Napisane przez Briana Myersa | opublikowany
Naukowcy z Japonii odkryli niedawno niezwykłą ilość tego pierwiastka w jednej z najciemniejszych głębin morskich. Czarne jaja, według doniesień złożonych przez płazińce, pobrano z rowu kurylsko-komczackiego na północno-zachodnim Pacyfiku. Jaja i składające je stworzenia należą do wielu tajemniczych form życia morskiego, które ewoluowały, by istnieć na głębokościach przekraczających 20 000 stóp pod powierzchnią morza.
Wykwalifikowany zespół badawczy wyciągnął czarne jaja z mrocznych głębin i użył zdalnie sterowanych pojazdów ratowniczych. Na niesamowitych głębokościach odkryli jaja przyklejone do kawałków skał, po czym udało im się je usunąć i wydobyć. Keiichi Kakuei, badacz z Uniwersytetu Hokkaido, nie był do końca pewien, co odkrył zespół, ale był zszokowany, gdy dowiedział się, co zawierają te kruczoczarne jaja.
Czarne jaja zawierają ogromną liczbę zarodków płazińców.
Analiza DNA czarnych jaj wkrótce doprowadziła badaczy do nieoczekiwanego odkrycia. Wewnątrz maleńkich kapsułek znajdowały się zarodki płazińców na różnych etapach rozwoju. Co zaskakujące, był to pierwszy przypadek znalezienia tych jaj na tej głębokości, przekraczając głębokość 17 000, na której wcześniej stwierdzono, że przetrwały.
Chociaż odkrycie czarnych jaj faktycznie zaskoczyło japońskich badaczy, nie powinno być tak szokujące, gdy naukowcy odkryją gatunek żyjący w nieznanych wcześniej częściach.
Po ostrożnym otwarciu jaj ze środka wycieka mlecznobiały płyn. Każde jajo zawiera wiele zarodków płazińców, od trzech do siedmiu na wypreparowaną próbkę. Dość imponująca ilość, biorąc pod uwagę, że czarne jaja mają tylko około jednej dziesiątej cala średnicy.
Jeszcze bardziej szokujące jest to, co ujawniła analiza DNA. Te płazińce są bliskimi kuzynami tych, które spotykamy na co dzień na Ziemi. Naukowcy uważają, że płazińce żyjące w płytkich wodach mogły z czasem przenieść się na głębsze wody, ostatecznie torując drogę gatunkom wydobytym z niesamowitych głębokości.

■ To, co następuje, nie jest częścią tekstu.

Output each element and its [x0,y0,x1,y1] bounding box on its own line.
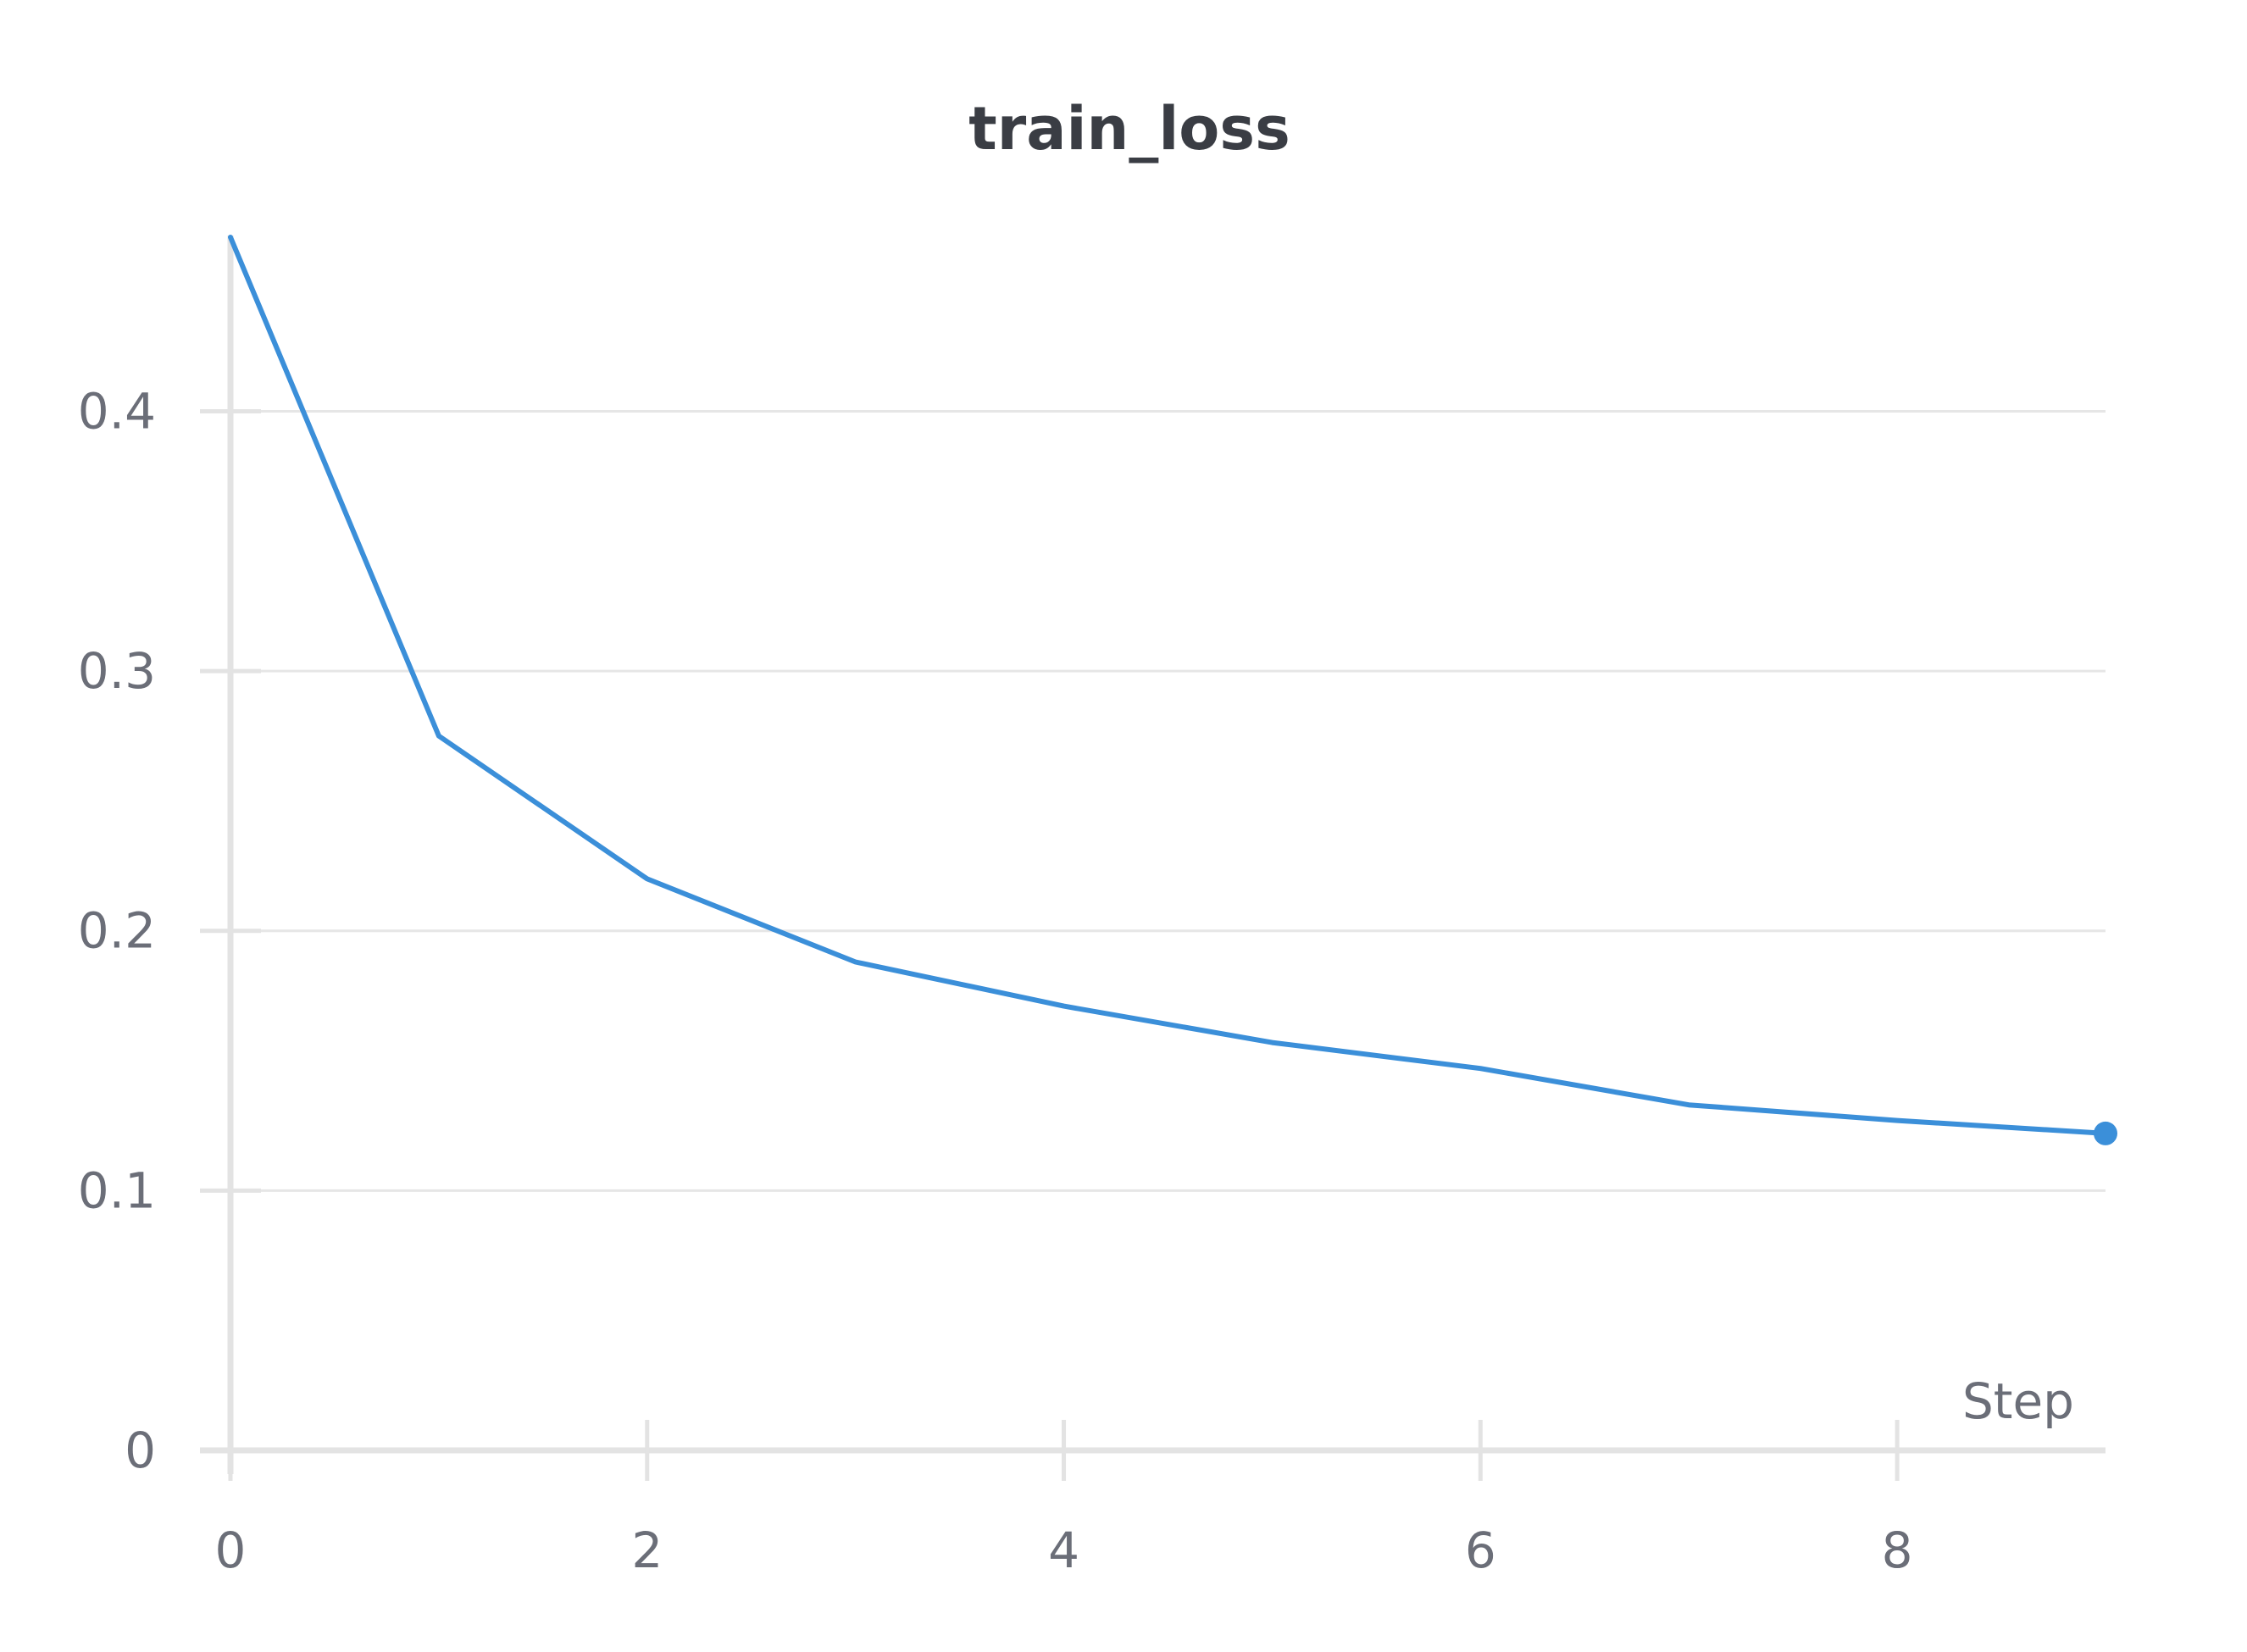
series-layer [228,235,2117,1145]
x-tick-label: 2 [631,1522,663,1579]
x-tick-label: 0 [215,1522,247,1579]
x-tick-label: 6 [1465,1522,1496,1579]
x-tick-label: 8 [1882,1522,1913,1579]
y-tick-label: 0.2 [78,902,156,960]
x-tick-label: 4 [1048,1522,1079,1579]
y-tick-label: 0.4 [78,382,156,440]
y-tick-label: 0 [125,1422,156,1479]
series-line [228,235,2108,1136]
grid-lines [230,409,2106,1192]
axes [200,236,2106,1481]
chart-title: train_loss [968,94,1290,164]
y-tick-label: 0.3 [78,642,156,700]
tick-labels: 0 0.1 0.2 0.3 0.4 0 2 4 6 8 [78,382,1913,1579]
last-point-marker [2094,1121,2117,1145]
y-tick-label: 0.1 [78,1161,156,1219]
x-axis-label: Step [1962,1372,2074,1430]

Naukowcy odkryli, że czarne jaja znajdują się tysiące stóp poniżej granicy, którą uważali za granicę płazińców.
Powoli rozwiązywane są tajemnice najgłębszych części oceanów, choć naukowcy przyznają, że to, co obecnie wiadomo, dalekie jest od zrozumienia wszystkiego, co kryje się w otchłani. Chociaż odkrycie czarnych jaj zaskoczyło japońskich badaczy, nie powinno być tak szokujące, gdy naukowcy odkryją gatunek żyjący w nieznanych wcześniej częściach.
Wśród naukowców zajmujących się morzem powszechnie uważa się, że w słonych wodach pokrywających większą część powierzchni Ziemi może żyć nawet dwa miliony różnych gatunków życia. Obecnie nauka zidentyfikowała zaledwie około 250 000 z nich. Pomijając wiedzę o płazińcach i ich czarnych jajach, pokazujemy, jak wiele można się dowiedzieć o głębinach oceanu.
Nowo zidentyfikowane gatunki z najgłębszych części oceanu nie ograniczają się do jaj małych płazińców, małych skorupiaków i różnych ameb. Kiedyś uważano, że kałamarnica olbrzymia jest wytworem wyobraźni żeglarzy, dopóki nie schwytano tych gigantycznych potworów morskich. W 2021 roku japońskim naukowcom udało się zidentyfikować 55-funtową rybę gładkogłową, której nigdy wcześniej nie odkryto. Duża ryba została nazwana „Yokozuna” na cześć najwyższej rangi w zapasach sumo.